Le rapport arrive dans un contexte politique où le sujet ne fait pas consensus. Si la démarche transpartisane des trois sénatrices donne du poids au texte, la mise en œuvre de certaines recommandations se heurtera à des obstacles concrets. L’interdiction des réseaux sociaux avant 15 ans, déjà votée en 2024, peine à être appliquée faute de dispositif de vérification d’âge efficace. Quant à la régulation des algorithmes, elle suppose une action européenne coordonnée dont les délais sont incertains.

Certains chercheurs soulignent par ailleurs un risque de confusion. Le sociologue Tristan Renard, coordonnateur du CRESAM, insiste sur la nécessité de distinguer l’antiféminisme diffus, présent dans des courants aussi divers que le djihadisme ou l’ultradroite, du masculinisme en tant que mouvement structuré. Cette distinction a son importance : traiter le phénomène comme un bloc monolithique pourrait conduire à des réponses mal calibrées, là où la granularité est nécessaire.

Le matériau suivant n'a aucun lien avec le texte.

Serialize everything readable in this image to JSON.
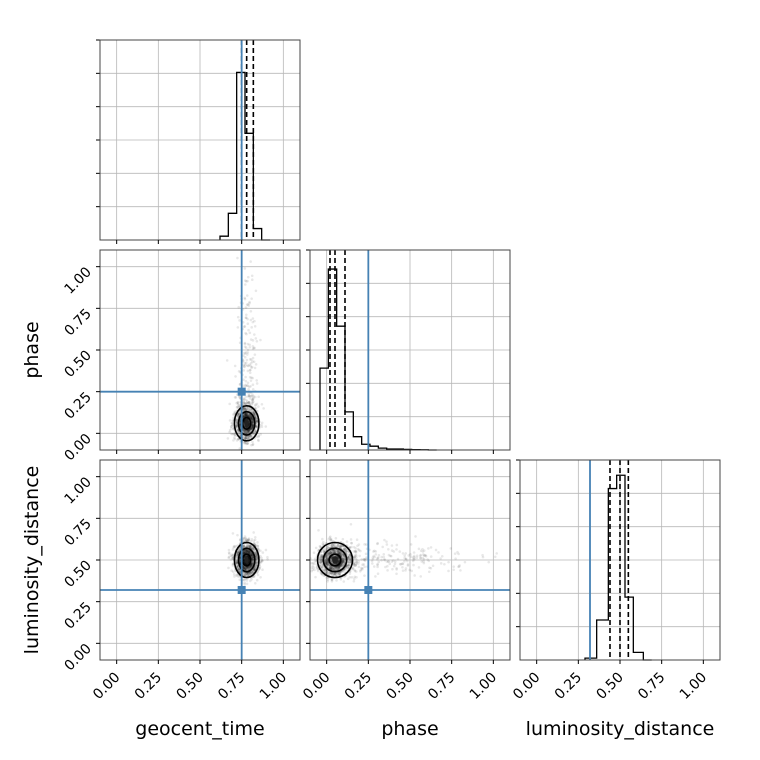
{
  "chart_data": {
    "type": "corner",
    "parameters": [
      "geocent_time",
      "phase",
      "luminosity_distance"
    ],
    "axis_range": [
      -0.1,
      1.1
    ],
    "tick_values": [
      0.0,
      0.25,
      0.5,
      0.75,
      1.0
    ],
    "tick_labels": [
      "0.00",
      "0.25",
      "0.50",
      "0.75",
      "1.00"
    ],
    "truths": {
      "geocent_time": 0.75,
      "phase": 0.25,
      "luminosity_distance": 0.32
    },
    "colors": {
      "truth": "#4682b4",
      "hist": "#000000",
      "grid": "#b8b8b8"
    },
    "histograms": [
      {
        "parameter": "geocent_time",
        "bin_edges": [
          0.62,
          0.67,
          0.72,
          0.77,
          0.82,
          0.87,
          0.92
        ],
        "counts": [
          0.02,
          0.14,
          0.88,
          0.56,
          0.06,
          0.0
        ],
        "ymax": 1.0,
        "quantiles": [
          0.75,
          0.78,
          0.82
        ]
      },
      {
        "parameter": "phase",
        "bin_edges": [
          -0.04,
          0.01,
          0.06,
          0.11,
          0.16,
          0.21,
          0.26,
          0.31,
          0.36,
          0.41,
          0.46,
          0.51,
          0.56,
          0.61,
          0.66
        ],
        "counts": [
          0.43,
          0.95,
          0.65,
          0.2,
          0.07,
          0.03,
          0.02,
          0.01,
          0.005,
          0.005,
          0.003,
          0.002,
          0.001,
          0.0
        ],
        "ymax": 1.0,
        "quantiles": [
          0.02,
          0.05,
          0.11
        ]
      },
      {
        "parameter": "luminosity_distance",
        "bin_edges": [
          0.29,
          0.36,
          0.43,
          0.48,
          0.53,
          0.58,
          0.64,
          0.69
        ],
        "counts": [
          0.01,
          0.21,
          0.9,
          0.97,
          0.33,
          0.04,
          0.0
        ],
        "ymax": 1.0,
        "quantiles": [
          0.44,
          0.5,
          0.55
        ]
      }
    ],
    "scatter_panels": [
      {
        "x": "geocent_time",
        "y": "phase",
        "center": [
          0.78,
          0.06
        ],
        "spread": [
          0.035,
          0.05
        ],
        "tail_direction": "phase"
      },
      {
        "x": "geocent_time",
        "y": "luminosity_distance",
        "center": [
          0.78,
          0.5
        ],
        "spread": [
          0.035,
          0.05
        ],
        "tail_direction": "none"
      },
      {
        "x": "phase",
        "y": "luminosity_distance",
        "center": [
          0.05,
          0.5
        ],
        "spread": [
          0.05,
          0.05
        ],
        "tail_direction": "phase"
      }
    ]
  }
}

Le rapport du Haut Conseil à l’égalité publié en janvier 2026 avait déjà tiré la sonnette d’alarme en estimant que près de 10 millions de Français adhèrent à des formes de « sexisme hostile ». Ce chiffre massif pose une question que le rapport sénatorial n’esquive pas : comment agir quand le phénomène dépasse largement les marges radicales pour imprégner une partie significative de la population ?

Prochaines étapes

La présentation officielle du rapport à la presse a lieu ce mercredi 24 juin à 11h30 au Sénat. Les recommandations n’ont, à ce stade, aucune valeur contraignante : elles constituent un appel au gouvernement et au législateur. La ministre de l’Égalité Aurore Bergé a, dans une réponse écrite au sénateur Guillaume Gontard en mars dernier, affirmé l’engagement du gouvernement à « promouvoir de nouvelles formes de masculinité positive ». Reste à voir si les vingt-quatre mesures proposées trouveront un véhicule législatif dans les mois qui viennent, alors que le calendrier parlementaire est déjà chargé.